Sports Métropole Lilloise

Le Breton Marc Gicquel veut renouer avec le plus haut niveau

Publié le 09/03/2011 à 04h18

Absent des courts pendant plus de quatre mois l'an passé en raison d'une déchirure au quadriceps, le Breton Marc Gicquel tente de revenir progressivement à son meilleur niveau. Tête de série numéro 1 cette semaine à Lille, il s'est engagé dans l'épreuve nordiste pour faire le plein de confiance.

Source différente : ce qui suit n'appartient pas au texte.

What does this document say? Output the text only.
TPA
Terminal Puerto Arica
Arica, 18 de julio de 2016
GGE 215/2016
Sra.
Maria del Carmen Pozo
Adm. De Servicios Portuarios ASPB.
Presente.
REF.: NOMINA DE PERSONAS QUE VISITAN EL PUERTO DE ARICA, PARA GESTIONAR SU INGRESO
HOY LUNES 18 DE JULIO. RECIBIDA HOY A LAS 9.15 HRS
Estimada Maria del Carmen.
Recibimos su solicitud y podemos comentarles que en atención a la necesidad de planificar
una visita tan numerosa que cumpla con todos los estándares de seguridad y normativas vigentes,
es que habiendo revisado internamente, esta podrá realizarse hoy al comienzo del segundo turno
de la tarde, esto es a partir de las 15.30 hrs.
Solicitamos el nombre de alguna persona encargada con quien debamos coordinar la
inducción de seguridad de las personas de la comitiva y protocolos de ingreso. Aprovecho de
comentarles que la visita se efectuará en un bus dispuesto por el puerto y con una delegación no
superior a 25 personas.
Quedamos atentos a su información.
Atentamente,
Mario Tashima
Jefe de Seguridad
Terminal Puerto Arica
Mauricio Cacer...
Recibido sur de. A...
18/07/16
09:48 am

Le Breton Marc Gicquel veut renouer avec le plus haut niveau
Absent des courts pendant plus de quatre mois l'an passé en raison d'une déchirure au quadriceps, le Breton Marc Gicquel tente de revenir progressivement à son meilleur niveau. Tête de série numéro 1 cette semaine à Lille, il s'est engagé dans l'épreuve nordiste pour faire le plein de confiance.

PAR DAVID DELPORTE

metrosports@lavoixdunord.fr PHOTO PIB

Membre régulier du top 100 mondial entre 2006 et 2010 avec un classement de pointe au 37e rang ATP en 2008, Marc Gicquel ne pensait, sans doute, plus devoir passer par les tournois « future » ou « challenger ». Hélas, la blessure est passée par là. Pas assez longue pour prétendre à un classement bloqué, puisqu'il lui aurait fallu être indisponible au moins six mois, mais suffisamment pour assister à sa dégringolade semaine après semaine.

« J'étais soixantième mondial avant ma blessure et je suis retombé aux environs de la deux centième place. Moralement, ça n'a pas toujours été facile, j'ai failli arrêter, reconnaît-il. Ce n'est pas forcément simple de revenir dans des plus petits tournois. Beaucoup de gens ont été surpris de me voir à Lille mais j'ai besoin d'enchaîner les matches. Je dis ça sans être prétentieux car je sais que je peux perdre à n'importe quel moment.

 » Hier, tard dans la soirée, pour son entrée dans le tournoi, il n'a toutefois fait qu'une bouchée (6-0, 6-2) de son compatriote Alexandre Penaud, confirmant les progrès entrevus en fin d'année avec son succès dans le challenger de Rennes.

« Je ne serais pas allé disputer un future dans un pays étranger, je n'ai pas non plus voulu aller au challenger de Sarajevo, confie-t-il.

Mais Lille, c'est près de Paris, je connais beaucoup de joueurs présents dans le tableau, c'est sympa et c'est un tournoi que je me rappelle avoir joué il y a déjà six ou sept ans. » Loin de s'être embourgeoisé après avoir fréquenté les plus grands tournois du monde, disputé trois finales - deux à Lyon, une à s'Hertogenbosch -, atteint les huitièmes de finale à l'US Open et battu plusieurs gros poissons - Ferrero, Gaudio, Ferrer, Gasquet - durant sa carrière, Marc Gicquel se présente à Lille avec beaucoup d'humilité et l'espoir, à bientôt trente-quatre ans, de pouvoir, de nouveau, atteindre les sommets. « Si je ne suis pas un peu ambitieux, ça ne sert à rien de revenir, confie-t-il. Je sais que je joue à peu près aussi bien qu'avant ma blessure. Maintenant, il faut retrouver la confiance. » Autre preuve de sa détermination, le Breton vient de s'attacher les services de Thierry Ascione pour l'aider à se relancer.

Il n'oublie pas non plus que sa victoire dans le challenger de Grenoble en 2005, où il avait battu Simon, Santoro, Enqvist, avait constitué un vrai déclic pour sa carrière. Puisse cet Open de Lille être le point de départ de sa renaissance... •

Fin du premier tour aujourd'hui à partir de 10 h, au Palais Saint-Sauveur.